If you’ve ever watched children play Minecraft, you know that something special is happening.

They enter a world with nothing. No tools. No map. No instructions.

And yet — brick by brick — they build thriving environments with creativity, collaboration and purpose.

Why can’t meetings work the same way?

As a dad of two boys and two girls, I’ve seen how naturally they embrace digital, build-first environments. At school, they’re learning through interactive platforms. In their free time, they’re coding, designing and constructing virtual worlds with clear missions and outcomes. It’s second nature.

Meanwhile, in the professional world, meetings still feel like the opposite: rigid, repetitive and too often directionless.

A Movement Is Underway

Let me be clear: I’m not here to claim I’m going to fix meetings. That work is already happening.

We’re in a golden age of meeting reinvention. There’s serious innovation underway — from artificial intelligence note-takers like Fathom, Fireflies and Otter, to asynchronous updates, auto-agendas and new platforms like Contio, all rethinking the way we gather and make decisions. And they’re doing a pretty great job.

But this wave of efficiency has unlocked a deeper question: What is a meeting really for — and how can we keep making it better?

It’s no longer just about saving time. It’s about elevating the experience of collaboration.

The Problem: Meetings Still Fall Short

Even with all the tech, here’s what the data tells us:

  • The average professional spends 11.3 hours a week in meetings.
  • 64% of recurring meetings have no agenda.
  • 57% of people say that meetings are a waste of time.
  • 56% say that meetings kill creativity.
  • U.S. companies lose an estimated $34 billion a year to unproductive meetings.

Even with tools that optimize the process, many meetings still lack intention, design and energy.

The Minecraft Mindset: Design the Experience

Minecraft works because it gives players a clear mission, a role to play, feedback on progress, and autonomy to build and collaborate.

What if we brought that mindset into our meetings?

What if every session had:

  1. Clear objectives and “win conditions”
  2. Assigned roles — facilitator, note-taker, timekeeper, decision-maker
  3. Defined outcomes — decisions made, actions assigned, follow-ups clarified
  4. Feedback loops — quick post-meeting reflections
  5. Creative constraints — smaller groups, shorter durations, async-first defaults

That’s not utopian — it’s just thoughtful design.

A 5-Step Meeting Reboot

Here’s a simple way to experiment:

  1. Agenda-first scheduling: Define the meeting’s purpose, goal and time limit. Keep the group focused and lean.
  2. Assign roles: These might include facilitator, timekeeper, decision-maker and note-taker.
  3. Clarify outcomes: What must be decided? Who owns what? When’s the follow-up?
  4. Use feedback loops: What worked? What didn’t?
  5. Go asynchronous when you can: Try a Loom instead of a meeting invite.

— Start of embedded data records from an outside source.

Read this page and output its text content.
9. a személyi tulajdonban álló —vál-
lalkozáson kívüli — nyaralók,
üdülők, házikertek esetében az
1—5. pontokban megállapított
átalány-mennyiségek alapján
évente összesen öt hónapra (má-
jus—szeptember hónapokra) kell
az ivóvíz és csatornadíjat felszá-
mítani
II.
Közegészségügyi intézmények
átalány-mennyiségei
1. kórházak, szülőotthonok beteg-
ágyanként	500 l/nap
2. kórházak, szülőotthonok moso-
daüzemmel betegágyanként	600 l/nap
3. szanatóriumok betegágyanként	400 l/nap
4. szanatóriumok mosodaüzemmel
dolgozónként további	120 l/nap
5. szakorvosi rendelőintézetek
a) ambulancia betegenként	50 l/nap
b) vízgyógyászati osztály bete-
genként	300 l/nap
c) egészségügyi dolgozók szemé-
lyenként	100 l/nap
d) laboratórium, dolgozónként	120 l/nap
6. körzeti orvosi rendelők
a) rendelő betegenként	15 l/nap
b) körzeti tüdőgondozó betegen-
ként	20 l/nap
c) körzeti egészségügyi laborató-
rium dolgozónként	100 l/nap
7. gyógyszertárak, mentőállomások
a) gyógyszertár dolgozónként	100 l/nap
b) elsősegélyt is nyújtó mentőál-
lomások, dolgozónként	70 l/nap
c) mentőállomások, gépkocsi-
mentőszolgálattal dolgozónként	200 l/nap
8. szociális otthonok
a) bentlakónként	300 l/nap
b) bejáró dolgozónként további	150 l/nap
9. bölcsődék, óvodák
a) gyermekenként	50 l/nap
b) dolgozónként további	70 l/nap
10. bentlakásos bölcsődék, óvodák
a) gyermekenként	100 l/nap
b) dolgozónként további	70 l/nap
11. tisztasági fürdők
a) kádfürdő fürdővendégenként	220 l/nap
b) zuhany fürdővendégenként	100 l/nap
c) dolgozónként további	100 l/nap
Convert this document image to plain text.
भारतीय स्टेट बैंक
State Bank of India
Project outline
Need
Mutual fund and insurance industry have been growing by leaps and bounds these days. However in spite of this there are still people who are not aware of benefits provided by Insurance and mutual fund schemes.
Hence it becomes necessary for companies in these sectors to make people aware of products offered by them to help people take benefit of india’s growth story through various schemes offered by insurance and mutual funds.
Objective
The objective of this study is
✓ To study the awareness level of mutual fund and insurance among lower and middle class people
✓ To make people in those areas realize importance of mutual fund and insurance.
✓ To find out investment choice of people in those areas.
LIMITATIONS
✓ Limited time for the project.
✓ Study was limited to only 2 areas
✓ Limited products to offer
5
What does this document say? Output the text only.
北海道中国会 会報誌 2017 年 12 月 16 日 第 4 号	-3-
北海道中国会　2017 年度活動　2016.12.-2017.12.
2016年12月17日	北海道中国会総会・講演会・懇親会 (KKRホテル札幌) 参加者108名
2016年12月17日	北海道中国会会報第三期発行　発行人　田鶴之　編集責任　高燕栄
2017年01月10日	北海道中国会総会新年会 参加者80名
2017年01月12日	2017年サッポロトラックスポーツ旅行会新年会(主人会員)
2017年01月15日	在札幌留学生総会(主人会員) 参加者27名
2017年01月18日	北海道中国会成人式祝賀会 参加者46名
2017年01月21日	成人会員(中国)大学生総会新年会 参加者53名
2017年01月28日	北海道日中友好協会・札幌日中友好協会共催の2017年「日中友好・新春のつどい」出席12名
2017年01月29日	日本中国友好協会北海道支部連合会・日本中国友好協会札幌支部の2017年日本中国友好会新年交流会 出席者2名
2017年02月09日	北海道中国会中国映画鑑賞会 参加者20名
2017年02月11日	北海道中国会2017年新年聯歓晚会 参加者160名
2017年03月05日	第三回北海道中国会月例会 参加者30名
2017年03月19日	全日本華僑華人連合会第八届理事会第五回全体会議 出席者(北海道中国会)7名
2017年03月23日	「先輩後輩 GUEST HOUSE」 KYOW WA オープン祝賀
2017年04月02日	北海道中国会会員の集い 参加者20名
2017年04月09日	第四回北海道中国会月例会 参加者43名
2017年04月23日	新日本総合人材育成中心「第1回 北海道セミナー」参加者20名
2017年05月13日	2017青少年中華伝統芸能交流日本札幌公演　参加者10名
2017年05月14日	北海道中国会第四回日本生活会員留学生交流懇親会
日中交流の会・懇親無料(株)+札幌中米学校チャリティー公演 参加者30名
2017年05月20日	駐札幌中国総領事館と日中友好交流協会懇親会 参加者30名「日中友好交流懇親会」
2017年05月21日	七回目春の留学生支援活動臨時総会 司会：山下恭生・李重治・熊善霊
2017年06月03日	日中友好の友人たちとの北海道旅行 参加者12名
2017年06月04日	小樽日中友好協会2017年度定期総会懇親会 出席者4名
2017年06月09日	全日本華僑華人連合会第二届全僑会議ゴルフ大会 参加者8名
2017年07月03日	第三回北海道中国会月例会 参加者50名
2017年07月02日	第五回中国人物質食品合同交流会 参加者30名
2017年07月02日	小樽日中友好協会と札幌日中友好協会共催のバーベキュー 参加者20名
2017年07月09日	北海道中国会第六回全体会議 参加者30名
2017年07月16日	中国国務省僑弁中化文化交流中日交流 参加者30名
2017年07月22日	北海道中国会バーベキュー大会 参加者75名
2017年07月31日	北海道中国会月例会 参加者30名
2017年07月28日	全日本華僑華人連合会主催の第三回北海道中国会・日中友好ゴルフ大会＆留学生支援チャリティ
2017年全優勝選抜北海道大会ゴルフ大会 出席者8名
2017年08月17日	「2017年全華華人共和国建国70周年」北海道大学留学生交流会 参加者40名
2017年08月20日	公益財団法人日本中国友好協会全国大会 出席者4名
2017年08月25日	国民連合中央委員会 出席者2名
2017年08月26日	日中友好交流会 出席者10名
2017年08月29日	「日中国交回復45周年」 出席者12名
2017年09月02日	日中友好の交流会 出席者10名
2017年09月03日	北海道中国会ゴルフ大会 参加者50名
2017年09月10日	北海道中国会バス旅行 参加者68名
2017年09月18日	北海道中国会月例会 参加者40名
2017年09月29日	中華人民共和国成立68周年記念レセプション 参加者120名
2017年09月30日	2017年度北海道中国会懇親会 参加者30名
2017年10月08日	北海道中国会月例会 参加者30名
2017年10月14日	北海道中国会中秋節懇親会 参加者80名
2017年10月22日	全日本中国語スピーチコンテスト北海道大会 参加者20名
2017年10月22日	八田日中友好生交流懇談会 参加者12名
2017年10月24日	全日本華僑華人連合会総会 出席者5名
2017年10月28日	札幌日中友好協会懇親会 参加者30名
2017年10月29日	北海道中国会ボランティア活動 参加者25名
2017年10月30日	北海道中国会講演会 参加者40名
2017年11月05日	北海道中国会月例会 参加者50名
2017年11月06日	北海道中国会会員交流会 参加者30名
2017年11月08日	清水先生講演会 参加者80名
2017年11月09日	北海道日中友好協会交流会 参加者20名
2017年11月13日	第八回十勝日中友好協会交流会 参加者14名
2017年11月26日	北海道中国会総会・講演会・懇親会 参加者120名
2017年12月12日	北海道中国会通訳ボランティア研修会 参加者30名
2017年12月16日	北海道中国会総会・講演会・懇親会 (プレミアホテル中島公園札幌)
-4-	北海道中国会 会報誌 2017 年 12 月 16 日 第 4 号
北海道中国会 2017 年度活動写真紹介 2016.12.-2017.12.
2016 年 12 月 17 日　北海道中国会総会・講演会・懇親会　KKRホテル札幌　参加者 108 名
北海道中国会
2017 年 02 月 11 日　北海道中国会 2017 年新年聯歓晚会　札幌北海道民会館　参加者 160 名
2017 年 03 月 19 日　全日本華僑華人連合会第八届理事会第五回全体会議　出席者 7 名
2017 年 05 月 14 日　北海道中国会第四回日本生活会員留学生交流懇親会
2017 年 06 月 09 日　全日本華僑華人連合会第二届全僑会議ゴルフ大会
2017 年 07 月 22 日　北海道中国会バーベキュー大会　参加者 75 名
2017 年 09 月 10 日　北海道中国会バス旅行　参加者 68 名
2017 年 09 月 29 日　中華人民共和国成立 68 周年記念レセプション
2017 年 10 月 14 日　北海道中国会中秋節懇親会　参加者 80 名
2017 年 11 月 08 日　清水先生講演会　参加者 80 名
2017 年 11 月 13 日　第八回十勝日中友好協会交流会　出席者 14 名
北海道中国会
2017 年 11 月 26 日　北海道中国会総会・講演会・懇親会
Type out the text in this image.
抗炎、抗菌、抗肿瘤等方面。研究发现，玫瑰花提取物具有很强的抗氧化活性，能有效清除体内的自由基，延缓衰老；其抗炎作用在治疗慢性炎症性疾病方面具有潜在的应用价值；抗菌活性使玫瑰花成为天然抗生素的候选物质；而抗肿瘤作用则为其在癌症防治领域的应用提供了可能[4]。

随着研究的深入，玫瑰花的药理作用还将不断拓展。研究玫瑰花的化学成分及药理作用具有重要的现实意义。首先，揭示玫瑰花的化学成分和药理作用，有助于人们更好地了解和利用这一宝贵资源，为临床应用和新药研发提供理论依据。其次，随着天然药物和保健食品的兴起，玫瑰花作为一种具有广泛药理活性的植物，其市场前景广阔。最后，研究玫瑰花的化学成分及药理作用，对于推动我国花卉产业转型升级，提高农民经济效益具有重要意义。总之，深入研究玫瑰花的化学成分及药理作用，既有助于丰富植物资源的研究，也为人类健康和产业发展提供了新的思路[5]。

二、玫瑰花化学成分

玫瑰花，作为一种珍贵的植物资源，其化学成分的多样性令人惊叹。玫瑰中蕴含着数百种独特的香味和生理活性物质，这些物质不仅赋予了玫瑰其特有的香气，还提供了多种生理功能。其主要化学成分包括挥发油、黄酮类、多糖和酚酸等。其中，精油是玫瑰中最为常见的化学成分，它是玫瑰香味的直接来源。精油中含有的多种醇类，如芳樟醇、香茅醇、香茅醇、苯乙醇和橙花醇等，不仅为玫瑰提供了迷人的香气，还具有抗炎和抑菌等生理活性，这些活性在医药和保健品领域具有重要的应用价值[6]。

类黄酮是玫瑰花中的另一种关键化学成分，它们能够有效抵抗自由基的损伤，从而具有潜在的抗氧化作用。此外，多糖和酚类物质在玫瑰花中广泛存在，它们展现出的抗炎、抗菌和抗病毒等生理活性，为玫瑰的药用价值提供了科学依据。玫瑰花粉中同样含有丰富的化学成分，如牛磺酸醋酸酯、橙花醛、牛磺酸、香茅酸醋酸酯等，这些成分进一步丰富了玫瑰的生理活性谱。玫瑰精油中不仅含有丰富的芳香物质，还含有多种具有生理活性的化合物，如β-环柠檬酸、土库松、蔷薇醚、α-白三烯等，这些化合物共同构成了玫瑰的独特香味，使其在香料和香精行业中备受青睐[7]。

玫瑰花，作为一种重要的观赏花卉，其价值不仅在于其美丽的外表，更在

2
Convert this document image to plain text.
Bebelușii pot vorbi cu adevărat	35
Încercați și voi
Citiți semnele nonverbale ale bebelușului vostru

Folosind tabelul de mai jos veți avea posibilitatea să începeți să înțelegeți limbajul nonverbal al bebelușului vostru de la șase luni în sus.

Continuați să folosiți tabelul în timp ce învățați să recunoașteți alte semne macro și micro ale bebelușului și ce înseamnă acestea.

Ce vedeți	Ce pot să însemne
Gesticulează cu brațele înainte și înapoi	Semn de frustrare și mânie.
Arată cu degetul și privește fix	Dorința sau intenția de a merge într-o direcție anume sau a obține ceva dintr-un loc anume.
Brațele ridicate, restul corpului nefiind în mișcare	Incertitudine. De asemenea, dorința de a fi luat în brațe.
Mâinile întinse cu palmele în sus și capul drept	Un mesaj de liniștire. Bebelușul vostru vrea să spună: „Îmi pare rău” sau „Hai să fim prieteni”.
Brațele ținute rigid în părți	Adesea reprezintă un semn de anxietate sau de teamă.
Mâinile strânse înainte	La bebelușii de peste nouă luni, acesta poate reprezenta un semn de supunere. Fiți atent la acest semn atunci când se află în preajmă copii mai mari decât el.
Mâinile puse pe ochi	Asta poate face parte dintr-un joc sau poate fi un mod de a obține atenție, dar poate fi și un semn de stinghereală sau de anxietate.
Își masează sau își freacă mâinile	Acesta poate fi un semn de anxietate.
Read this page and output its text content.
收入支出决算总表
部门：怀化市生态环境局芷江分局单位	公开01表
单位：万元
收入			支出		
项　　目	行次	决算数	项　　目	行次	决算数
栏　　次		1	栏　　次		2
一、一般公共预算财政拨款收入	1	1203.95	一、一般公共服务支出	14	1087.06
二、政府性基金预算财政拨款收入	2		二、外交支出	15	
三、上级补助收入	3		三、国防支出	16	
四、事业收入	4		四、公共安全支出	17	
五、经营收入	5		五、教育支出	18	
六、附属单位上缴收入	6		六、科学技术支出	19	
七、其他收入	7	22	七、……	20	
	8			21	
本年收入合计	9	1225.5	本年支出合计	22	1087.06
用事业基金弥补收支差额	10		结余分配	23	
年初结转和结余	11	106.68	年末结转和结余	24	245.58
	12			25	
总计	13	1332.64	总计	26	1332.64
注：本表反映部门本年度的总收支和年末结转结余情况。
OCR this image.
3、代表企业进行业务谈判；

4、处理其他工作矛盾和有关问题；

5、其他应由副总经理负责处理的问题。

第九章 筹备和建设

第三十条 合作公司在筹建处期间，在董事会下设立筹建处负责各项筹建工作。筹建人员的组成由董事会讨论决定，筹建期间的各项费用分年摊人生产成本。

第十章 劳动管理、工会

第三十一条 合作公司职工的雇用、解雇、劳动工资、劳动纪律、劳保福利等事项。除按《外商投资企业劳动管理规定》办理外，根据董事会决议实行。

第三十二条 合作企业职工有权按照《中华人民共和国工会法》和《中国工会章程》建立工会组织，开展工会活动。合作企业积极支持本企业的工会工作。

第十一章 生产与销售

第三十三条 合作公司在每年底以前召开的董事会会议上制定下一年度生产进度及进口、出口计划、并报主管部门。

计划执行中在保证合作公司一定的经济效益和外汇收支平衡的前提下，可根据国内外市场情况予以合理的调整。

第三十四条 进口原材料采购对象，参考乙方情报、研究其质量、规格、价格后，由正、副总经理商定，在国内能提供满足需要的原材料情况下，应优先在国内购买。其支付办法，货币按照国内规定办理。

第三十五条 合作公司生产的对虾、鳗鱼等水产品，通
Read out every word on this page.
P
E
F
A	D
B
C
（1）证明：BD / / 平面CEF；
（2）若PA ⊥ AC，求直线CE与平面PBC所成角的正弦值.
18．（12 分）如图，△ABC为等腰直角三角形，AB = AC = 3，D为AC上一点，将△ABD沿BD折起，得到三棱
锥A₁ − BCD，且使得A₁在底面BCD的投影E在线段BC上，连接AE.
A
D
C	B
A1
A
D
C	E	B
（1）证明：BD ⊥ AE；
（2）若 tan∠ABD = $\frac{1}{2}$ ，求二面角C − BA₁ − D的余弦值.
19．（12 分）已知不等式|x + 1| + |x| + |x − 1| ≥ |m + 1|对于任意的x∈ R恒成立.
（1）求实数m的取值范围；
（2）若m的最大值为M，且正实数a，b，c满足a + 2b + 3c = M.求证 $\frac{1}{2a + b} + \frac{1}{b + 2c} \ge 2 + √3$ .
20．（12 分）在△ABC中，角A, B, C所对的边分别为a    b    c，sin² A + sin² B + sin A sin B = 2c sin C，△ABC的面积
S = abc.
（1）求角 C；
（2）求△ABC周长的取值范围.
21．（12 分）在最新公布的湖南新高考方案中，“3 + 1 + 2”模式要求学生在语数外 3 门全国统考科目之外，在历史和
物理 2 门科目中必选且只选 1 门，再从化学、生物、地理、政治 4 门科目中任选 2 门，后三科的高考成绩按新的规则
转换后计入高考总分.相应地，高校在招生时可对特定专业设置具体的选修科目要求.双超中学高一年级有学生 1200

How We’re Reinventing Meetings

At Milemarker, we’re on this journey too. Not because meetings are bad — but because they deserve to get better. Here’s how we’re evolving our approach:

We use Strety to run our meetings in alignment with the Entrepreneurial Operating System. It’s beautifully built and helps us stay on track with goals, rocks and team health. It integrates well, keeps our team focused and has brought real rhythm to our leadership conversations.

We use AI note-taking with Fathom, and it’s been a game-changer. We save time, create better follow-up and ensure that key takeaways are actionable. It makes the whole experience more accountable.

We embrace async tools like Loom to reduce unnecessary meetings. Sometimes a quick video update or walkthrough is all that’s needed. It’s a subtle shift, but it opens up more time for deep work.

We’re not perfect — but we’re iterating. And it’s working. Meetings feel lighter, clearer and more connected to outcomes. And most importantly, we’re enjoying them more.

Final Level: Keep Building

We’re all living in a world where time is scarce, attention is fragmented and creativity matters more than ever.

So here’s my encouragement: Don’t settle for the default meeting. Don’t stop tweaking, adjusting, building.

Treat every meeting like a Minecraft level: Define the mission. Assign roles. Build together. Complete the level. Repeat.

Let’s stop surviving meetings — and start reinventing them.

Jud Mackrill is CEO and co-founder of Milemarker, helping wealth management firms unify data, streamline operations and build firmwide intelligence.